Audiovisual Data Processing for Robust Human-Machine-Communication and Media Retrieval
Björn Schuller
Lehrstuhl für Mensch-Maschine-Kommunikation, TU München, Germany
Talk
Björn Schuller received his diploma (1999) and his doctoral degrees (2006) in electrical engineering and information technology for his works in Automatic Speech and Emotion Recognition from TUM (Munich University of Technology), one of Germany's first three Excellence Universities, where he currently stays as senior researcher and lecturer in Pattern Recognition and Speech Processing as officially acknowledged candidate for the PD Dr.-Ing. habil. degree. He is a member of the ACM, IEEE, and ISCA, and authored and co-authored more than 100 publications in books, journals and peer reviewed conference proceedings in the field of signal processing, and machine learning. Best known are his works advancing Speech Processing, Affective Computing, and Music Information Retrieval. He served as reviewer for several scientific journals, and as invited speaker, session and challenge organizer and chairman, and programme committee member of numerous international conferences. Project steering board activity and involvement in current and past research projects include SEMAINE funded by the European Community's Seventh Framework Programme, the HUMAINE CEICES initiative, and projects funded by companies as BMW, Continental, Daimler, Siemens, Toyota, and VDO. Advisory board activities comprise his membership as invited expert in the W3C Emotion Incubator and Emotion Markup Language Incubator Groups, and his election into the Executive Committee of the HUMAINE Association where he chairs the Special Interest Group on Emotion Recognition from Speech.

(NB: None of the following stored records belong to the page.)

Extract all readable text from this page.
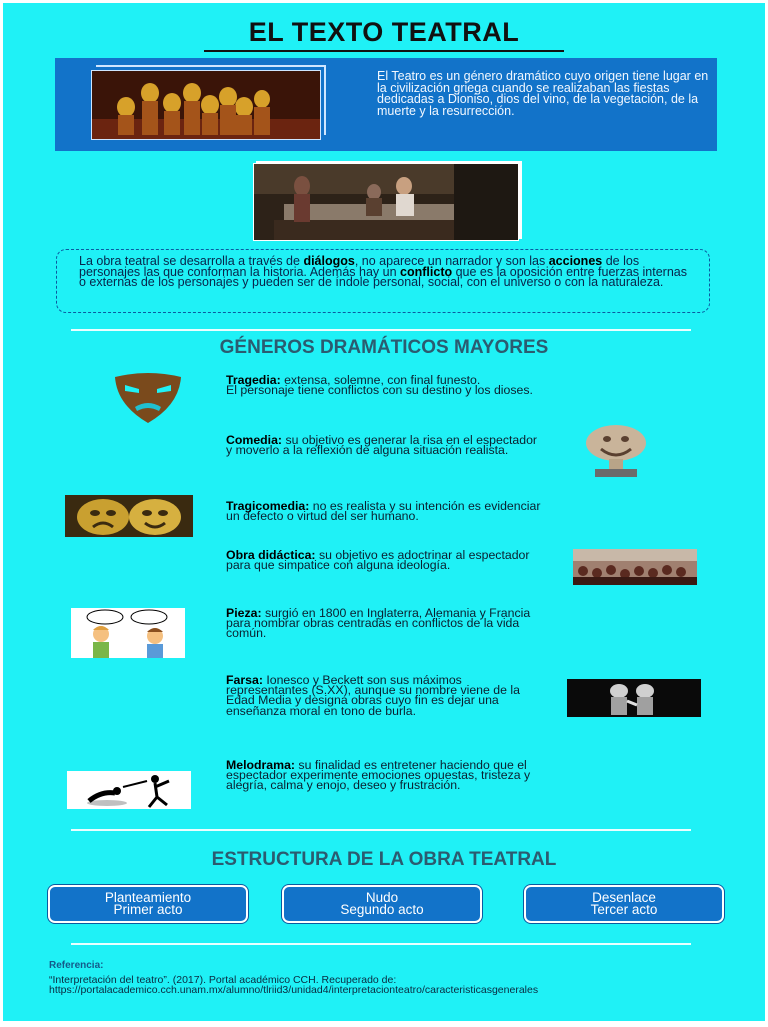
EL TEXTO TEATRAL
El Teatro es un género dramático cuyo origen tiene lugar en la civilización griega cuando se realizaban las fiestas dedicadas a Dioniso, dios del vino, de la vegetación, de la muerte y la resurrección.

La obra teatral se desarrolla a través de diálogos, no aparece un narrador y son las acciones de los personajes las que conforman la historia. Además hay un conflicto que es la oposición entre fuerzas internas o externas de los personajes y pueden ser de índole personal, social, con el universo o con la naturaleza.

GÉNEROS DRAMÁTICOS MAYORES
Tragedia: extensa, solemne, con final funesto.
El personaje tiene conflictos con su destino y los dioses.
Comedia: su objetivo es generar la risa en el espectador y moverlo a la reflexión de alguna situación realista.
Tragicomedia: no es realista y su intención es evidenciar un defecto o virtud del ser humano.
Obra didáctica: su objetivo es adoctrinar al espectador para que simpatice con alguna ideología.
Pieza: surgió en 1800 en Inglaterra, Alemania y Francia para nombrar obras centradas en conflictos de la vida común.
Farsa: Ionesco y Beckett son sus máximos representantes (S.XX), aunque su nombre viene de la Edad Media y designa obras cuyo fin es dejar una enseñanza moral en tono de burla.
Melodrama: su finalidad es entretener haciendo que el espectador experimente emociones opuestas, tristeza y alegría, calma y enojo, deseo y frustración.
ESTRUCTURA DE LA OBRA TEATRAL
Planteamiento
Primer acto
Nudo
Segundo acto
Desenlace
Tercer acto
Referencia:
“Interpretación del teatro”. (2017). Portal académico CCH. Recuperado de: https://portalacademico.cch.unam.mx/alumno/tlriid3/unidad4/interpretacionteatro/caracteristicasgenerales
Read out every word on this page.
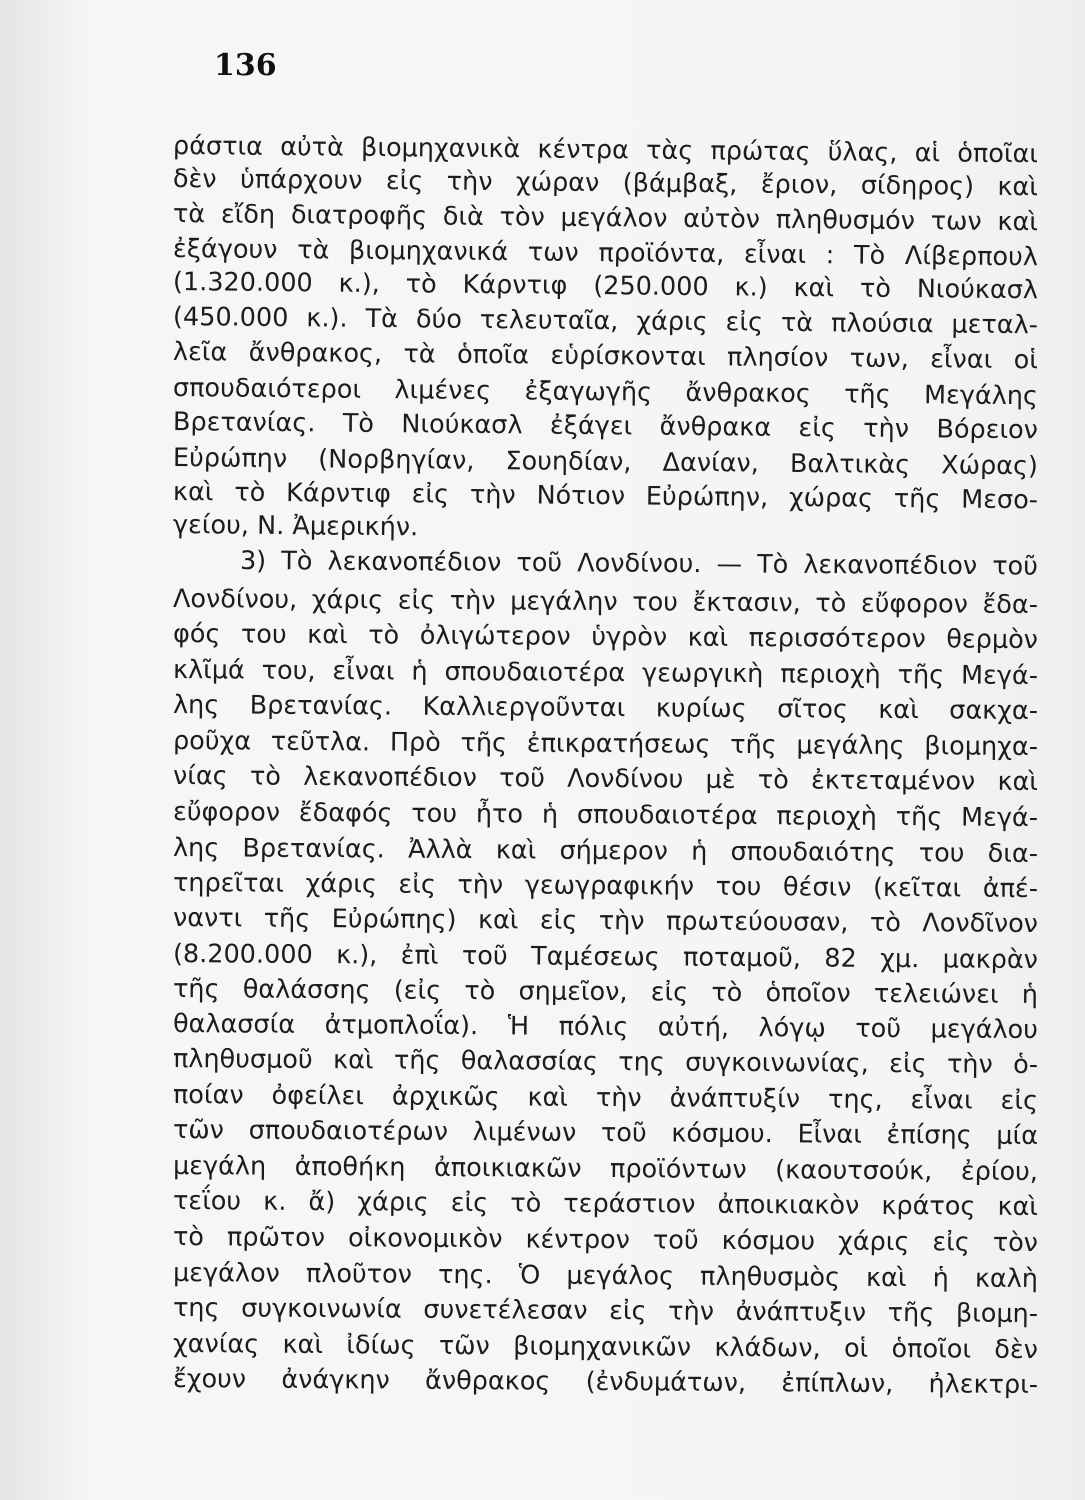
136
ράστια αὐτὰ βιομηχανικὰ κέντρα τὰς πρώτας ὕλας, αἱ ὁποῖαι
δὲν ὑπάρχουν εἰς τὴν χώραν (βάμβαξ, ἔριον, σίδηρος) καὶ
τὰ εἴδη διατροφῆς διὰ τὸν μεγάλον αὐτὸν πληθυσμόν των καὶ
ἐξάγουν τὰ βιομηχανικά των προϊόντα, εἶναι : Τὸ Λίβερπουλ
(1.320.000 κ.), τὸ Κάρντιφ (250.000 κ.) καὶ τὸ Νιούκασλ
(450.000 κ.). Τὰ δύο τελευταῖα, χάρις εἰς τὰ πλούσια μεταλ-
λεῖα ἄνθρακος, τὰ ὁποῖα εὑρίσκονται πλησίον των, εἶναι οἱ
σπουδαιότεροι λιμένες ἐξαγωγῆς ἄνθρακος τῆς Μεγάλης
Βρετανίας. Τὸ Νιούκασλ ἐξάγει ἄνθρακα εἰς τὴν Βόρειον
Εὐρώπην (Νορβηγίαν, Σουηδίαν, Δανίαν, Βαλτικὰς Χώρας)
καὶ τὸ Κάρντιφ εἰς τὴν Νότιον Εὐρώπην, χώρας τῆς Μεσο-
γείου, Ν. Ἀμερικήν.
3) Τὸ λεκανοπέδιον τοῦ Λονδίνου. — Τὸ λεκανοπέδιον τοῦ
Λονδίνου, χάρις εἰς τὴν μεγάλην του ἔκτασιν, τὸ εὔφορον ἔδα-
φός του καὶ τὸ ὀλιγώτερον ὑγρὸν καὶ περισσότερον θερμὸν
κλῖμά του, εἶναι ἡ σπουδαιοτέρα γεωργικὴ περιοχὴ τῆς Μεγά-
λης Βρετανίας. Καλλιεργοῦνται κυρίως σῖτος καὶ σακχα-
ροῦχα τεῦτλα. Πρὸ τῆς ἐπικρατήσεως τῆς μεγάλης βιομηχα-
νίας τὸ λεκανοπέδιον τοῦ Λονδίνου μὲ τὸ ἐκτεταμένον καὶ
εὔφορον ἔδαφός του ἦτο ἡ σπουδαιοτέρα περιοχὴ τῆς Μεγά-
λης Βρετανίας. Ἀλλὰ καὶ σήμερον ἡ σπουδαιότης του δια-
τηρεῖται χάρις εἰς τὴν γεωγραφικήν του θέσιν (κεῖται ἀπέ-
ναντι τῆς Εὐρώπης) καὶ εἰς τὴν πρωτεύουσαν, τὸ Λονδῖνον
(8.200.000 κ.), ἐπὶ τοῦ Ταμέσεως ποταμοῦ, 82 χμ. μακρὰν
τῆς θαλάσσης (εἰς τὸ σημεῖον, εἰς τὸ ὁποῖον τελειώνει ἡ
θαλασσία ἀτμοπλοΐα). Ἡ πόλις αὐτή, λόγῳ τοῦ μεγάλου
πληθυσμοῦ καὶ τῆς θαλασσίας της συγκοινωνίας, εἰς τὴν ὁ-
ποίαν ὀφείλει ἀρχικῶς καὶ τὴν ἀνάπτυξίν της, εἶναι εἰς
τῶν σπουδαιοτέρων λιμένων τοῦ κόσμου. Εἶναι ἐπίσης μία
μεγάλη ἀποθήκη ἀποικιακῶν προϊόντων (καουτσούκ, ἐρίου,
τεΐου κ. ἄ) χάρις εἰς τὸ τεράστιον ἀποικιακὸν κράτος καὶ
τὸ πρῶτον οἰκονομικὸν κέντρον τοῦ κόσμου χάρις εἰς τὸν
μεγάλον πλοῦτον της. Ὁ μεγάλος πληθυσμὸς καὶ ἡ καλὴ
της συγκοινωνία συνετέλεσαν εἰς τὴν ἀνάπτυξιν τῆς βιομη-
χανίας καὶ ἰδίως τῶν βιομηχανικῶν κλάδων, οἱ ὁποῖοι δὲν
ἔχουν ἀνάγκην ἄνθρακος (ἐνδυμάτων, ἐπίπλων, ἠλεκτρι-
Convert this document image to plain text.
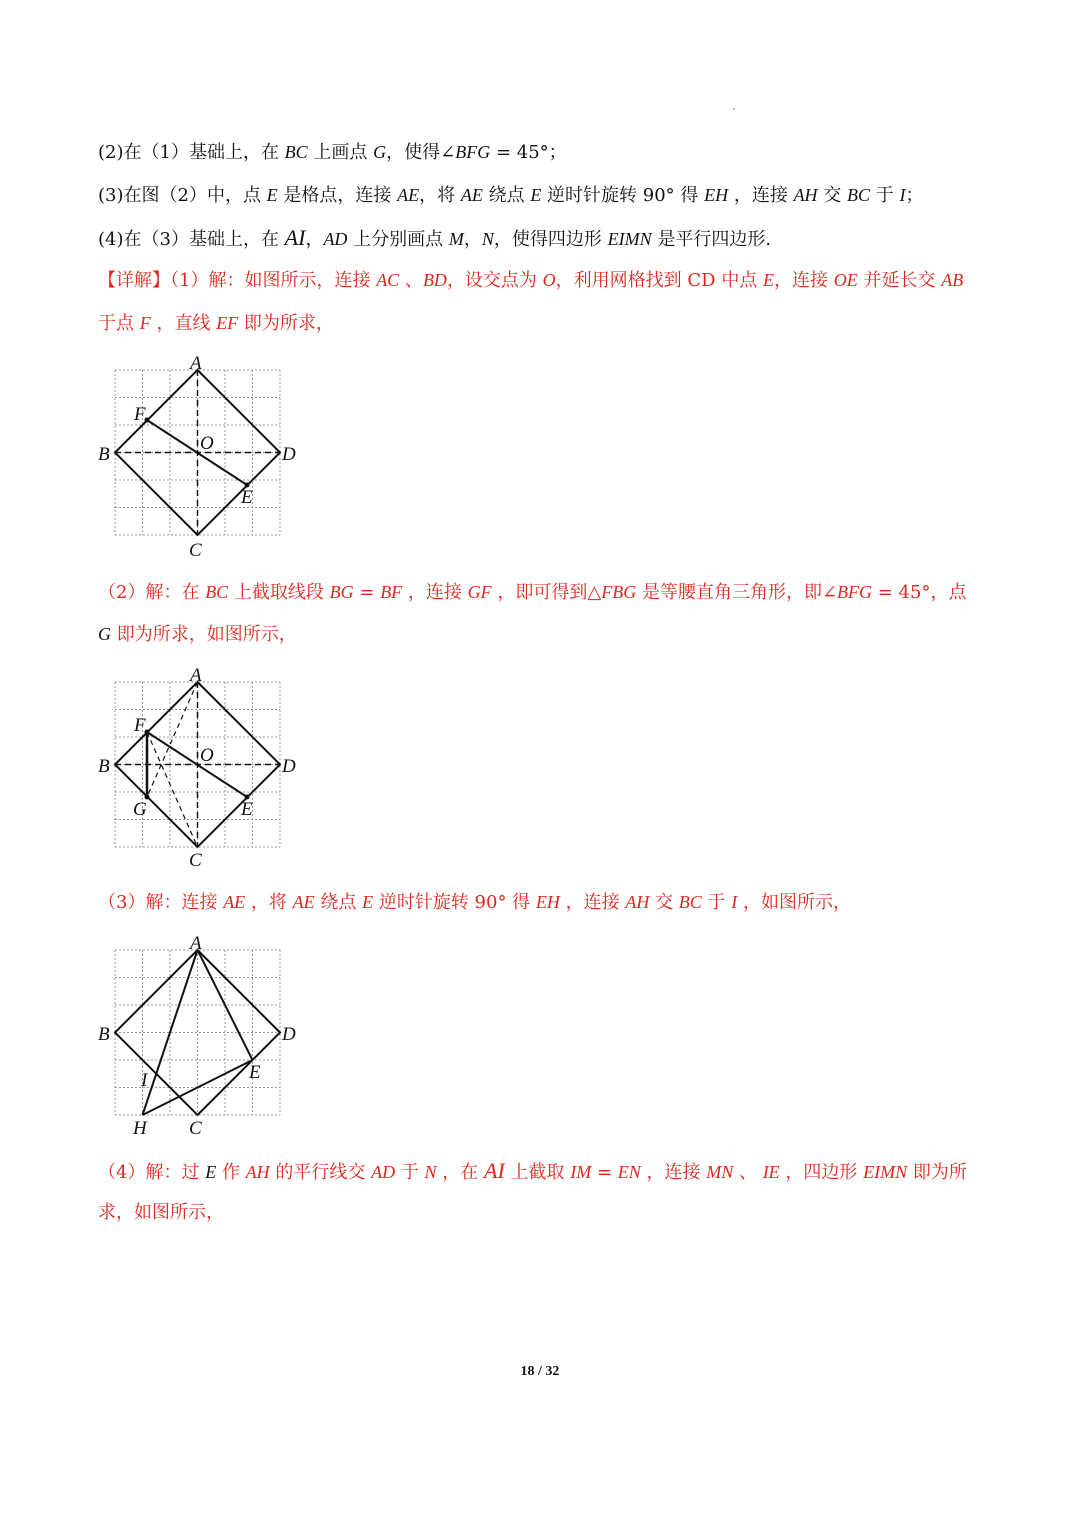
(2)在（1）基础上，在 BC 上画点 G，使得∠BFG = 45°；
(3)在图（2）中，点 E 是格点，连接 AE，将 AE 绕点 E 逆时针旋转 90° 得 EH ，连接 AH 交 BC 于 I；
(4)在（3）基础上，在 AI，AD 上分别画点 M，N，使得四边形 EIMN 是平行四边形.
【详解】（1）解：如图所示，连接 AC 、BD，设交点为 O，利用网格找到 CD 中点 E，连接 OE 并延长交 AB
于点 F ，直线 EF 即为所求，
A
B
C
D
O
E
F
（2）解：在 BC 上截取线段 BG = BF ，连接 GF ，即可得到△FBG 是等腰直角三角形，即∠BFG = 45°，点
G 即为所求，如图所示，
A
B
C
D
O
E
F
G
（3）解：连接 AE ，将 AE 绕点 E 逆时针旋转 90° 得 EH ，连接 AH 交 BC 于 I ，如图所示，
A
B
C
D
E
H
I
（4）解：过 E 作 AH 的平行线交 AD 于 N ，在 AI 上截取 IM = EN ，连接 MN 、 IE ，四边形 EIMN 即为所
求，如图所示，
18 / 32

Audiovisual signal processing approaches are widely agreed to be superior to their unimodal counterparts with respect to robustness, fail-safeness or comfort to users in a multiplicity of Human-Computer Interaction and Multimedia Retrieval tasks. Typical application scenarios comprise both synergistic and concurrent multimodality. The main problem of integration thereby usually is the asynchrony of the audio and video cues, or textual information. In this respect this talk aims at provision of a short introduction to early, late and hybrid integration strategies. Emphasis is laid on preservation of utmost available knowledge within synchronization and integration of streams. To this aim diverse machine learning approaches comprising Graphical Models, Multidimensional Dynamic Time Warping, and Meta-Classification are discussed. Insight in their effectiveness is given by a number of recent applications scenarios as multimodal Emotion and Behaviour Recognition, Meeting Segmentation, and Music Retrieval, selected for coverage of the named types.